The acquisition of renewable, low-carbon forms of energy is perhaps the most important challenge facing mankind. The primary fuels of today are derived from fossil sources that are finite in supply; moreover, the combustion of these fuels results in the emission of greenhouse gasses. While improvements in the efficiency of existing technologies can partially offset these effects, efficiency gains alone are insufficient to halt increases in carbon emissions: economic development in Asia coupled with global population growth will accelerate competition for, and consumption of these resources.

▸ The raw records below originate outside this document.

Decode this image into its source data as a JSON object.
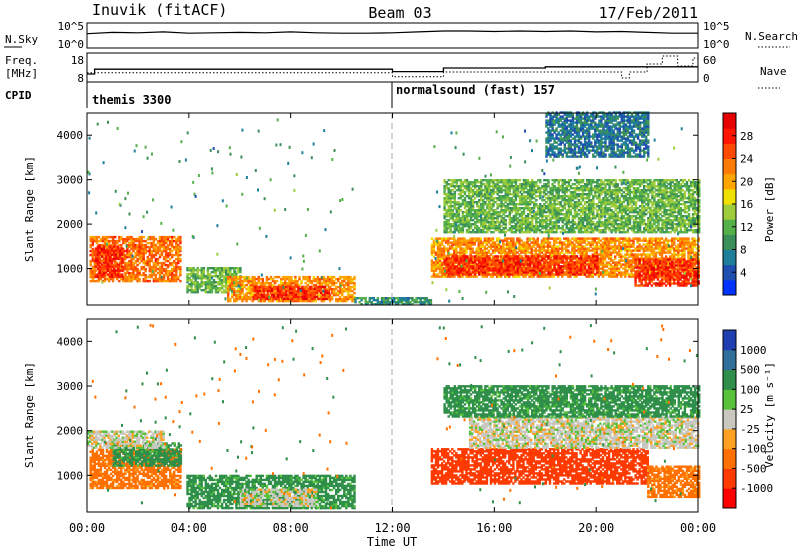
{
  "header": {
    "station": "Inuvik (fitACF)",
    "beam": "Beam 03",
    "date": "17/Feb/2011"
  },
  "top_panels": {
    "nsky_label": "N.Sky",
    "nsky_ticks": [
      "10^5",
      "10^0"
    ],
    "nsearch_label": "N.Search",
    "nsearch_ticks": [
      "10^5",
      "10^0"
    ],
    "freq_label": "Freq.",
    "freq_unit": "[MHz]",
    "freq_ticks": [
      "18",
      "8"
    ],
    "nave_label": "Nave",
    "nave_ticks": [
      "60",
      "0"
    ],
    "cpid_label": "CPID",
    "cpid_segments": [
      {
        "name": "themis 3300",
        "start_hour": 0.0
      },
      {
        "name": "normalsound (fast) 157",
        "start_hour": 12.0
      }
    ]
  },
  "time_axis": {
    "label": "Time UT",
    "ticks": [
      "00:00",
      "04:00",
      "08:00",
      "12:00",
      "16:00",
      "20:00",
      "00:00"
    ]
  },
  "range_axis": {
    "label": "Slant Range [km]",
    "ticks": [
      "1000",
      "2000",
      "3000",
      "4000"
    ]
  },
  "power_scale": {
    "label": "Power [dB]",
    "ticks": [
      "4",
      "8",
      "12",
      "16",
      "20",
      "24",
      "28"
    ],
    "colors": [
      "#0033ff",
      "#1f4fb0",
      "#1f7f9a",
      "#3a8f5a",
      "#55b04a",
      "#9fcc3a",
      "#f0e000",
      "#ffa500",
      "#ff7a00",
      "#ff4a00",
      "#ff1500",
      "#e60000"
    ]
  },
  "velocity_scale": {
    "label": "Velocity [m s⁻¹]",
    "ticks": [
      "1000",
      "500",
      "100",
      "25",
      "-25",
      "-100",
      "-500",
      "-1000"
    ],
    "colors": [
      "#1f3fb0",
      "#2f6f9a",
      "#2f8f4a",
      "#57c23a",
      "#c8c8c0",
      "#ffa020",
      "#ff7000",
      "#ff3a00",
      "#ff0000"
    ]
  },
  "chart_data": [
    {
      "type": "line",
      "title": "N.Sky / N.Search",
      "x": [
        0,
        1,
        2,
        3,
        4,
        5,
        6,
        7,
        8,
        9,
        10,
        11,
        12,
        13,
        14,
        15,
        16,
        17,
        18,
        19,
        20,
        21,
        22,
        23,
        24
      ],
      "series": [
        {
          "name": "N.Sky",
          "values": [
            2.8,
            3.1,
            3.0,
            3.2,
            2.9,
            3.0,
            3.1,
            3.0,
            3.2,
            3.0,
            2.9,
            2.9,
            3.0,
            3.2,
            3.4,
            3.4,
            3.3,
            3.4,
            3.3,
            3.4,
            3.2,
            3.3,
            3.1,
            2.9,
            2.9
          ]
        }
      ],
      "xlim": [
        0,
        24
      ],
      "ylim": [
        0,
        5
      ]
    },
    {
      "type": "line",
      "title": "Freq. / Nave",
      "x": [
        0,
        0.3,
        12.0,
        14.0,
        18.0,
        21.0,
        21.3,
        22.0,
        22.6,
        23.2,
        23.8,
        24.0
      ],
      "series": [
        {
          "name": "Freq.",
          "values": [
            10.5,
            12.5,
            11.5,
            13.0,
            13.5,
            13.5,
            13.5,
            13.5,
            13.5,
            13.5,
            13.5,
            13.5
          ]
        },
        {
          "name": "Nave",
          "values": [
            18,
            18,
            8,
            20,
            20,
            5,
            20,
            40,
            60,
            35,
            55,
            55
          ]
        }
      ],
      "xlim": [
        0,
        24
      ]
    },
    {
      "type": "heatmap",
      "title": "Power",
      "xlabel": "Time UT",
      "ylabel": "Slant Range [km]",
      "xlim": [
        0,
        24
      ],
      "ylim": [
        180,
        4500
      ],
      "colorbar": "Power [dB]",
      "regions": [
        {
          "t0": 0.1,
          "t1": 3.7,
          "r0": 700,
          "r1": 1700,
          "level": 24
        },
        {
          "t0": 0.3,
          "t1": 1.4,
          "r0": 800,
          "r1": 1500,
          "level": 28
        },
        {
          "t0": 3.9,
          "t1": 6.0,
          "r0": 450,
          "r1": 1000,
          "level": 12
        },
        {
          "t0": 5.5,
          "t1": 10.5,
          "r0": 250,
          "r1": 800,
          "level": 22
        },
        {
          "t0": 6.5,
          "t1": 9.5,
          "r0": 300,
          "r1": 600,
          "level": 28
        },
        {
          "t0": 10.5,
          "t1": 13.5,
          "r0": 180,
          "r1": 350,
          "level": 8
        },
        {
          "t0": 13.5,
          "t1": 24.0,
          "r0": 800,
          "r1": 1700,
          "level": 22
        },
        {
          "t0": 14.0,
          "t1": 20.0,
          "r0": 850,
          "r1": 1300,
          "level": 28
        },
        {
          "t0": 21.5,
          "t1": 24.0,
          "r0": 600,
          "r1": 1200,
          "level": 28
        },
        {
          "t0": 14.0,
          "t1": 24.0,
          "r0": 1800,
          "r1": 3000,
          "level": 12
        },
        {
          "t0": 18.0,
          "t1": 22.0,
          "r0": 3500,
          "r1": 4500,
          "level": 6
        }
      ]
    },
    {
      "type": "heatmap",
      "title": "Velocity",
      "xlabel": "Time UT",
      "ylabel": "Slant Range [km]",
      "xlim": [
        0,
        24
      ],
      "ylim": [
        180,
        4500
      ],
      "colorbar": "Velocity [m s⁻¹]",
      "regions": [
        {
          "t0": 0.1,
          "t1": 3.7,
          "r0": 700,
          "r1": 1600,
          "level": -100
        },
        {
          "t0": 1.0,
          "t1": 3.7,
          "r0": 1200,
          "r1": 1700,
          "level": 100
        },
        {
          "t0": 0.0,
          "t1": 3.0,
          "r0": 1600,
          "r1": 2000,
          "level": 0
        },
        {
          "t0": 3.9,
          "t1": 10.5,
          "r0": 250,
          "r1": 1000,
          "level": 100
        },
        {
          "t0": 6.0,
          "t1": 9.0,
          "r0": 300,
          "r1": 700,
          "level": 0
        },
        {
          "t0": 13.5,
          "t1": 22.0,
          "r0": 800,
          "r1": 1600,
          "level": -500
        },
        {
          "t0": 15.0,
          "t1": 24.0,
          "r0": 1600,
          "r1": 2300,
          "level": 0
        },
        {
          "t0": 22.0,
          "t1": 24.0,
          "r0": 500,
          "r1": 1200,
          "level": -100
        },
        {
          "t0": 14.0,
          "t1": 24.0,
          "r0": 2300,
          "r1": 3000,
          "level": 100
        }
      ]
    }
  ]
}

What can be done to secure a sustainable energy future? The answer may arrive in the form of new technologies for energy conversion and storage.

Solar cells, batteries, fuel cells, and thermoelectric generators are examples of devices that can convert or store energy without the emission of greenhouse gasses. While different in design and function, all of these systems share one important feature: their performance depends almost entirely upon the properties of their underlying materials. Consequently, the role these technologies will play in our future energy landscape will hinge upon advances in the chemistry and physics of materials. This overview talk will introduce the primary challenges associated with developing optimized materials for energy applications. New techniques for understanding complex phenomena will be illustrated, and opportunities for accelerated discovery via high-throughput computation will be described.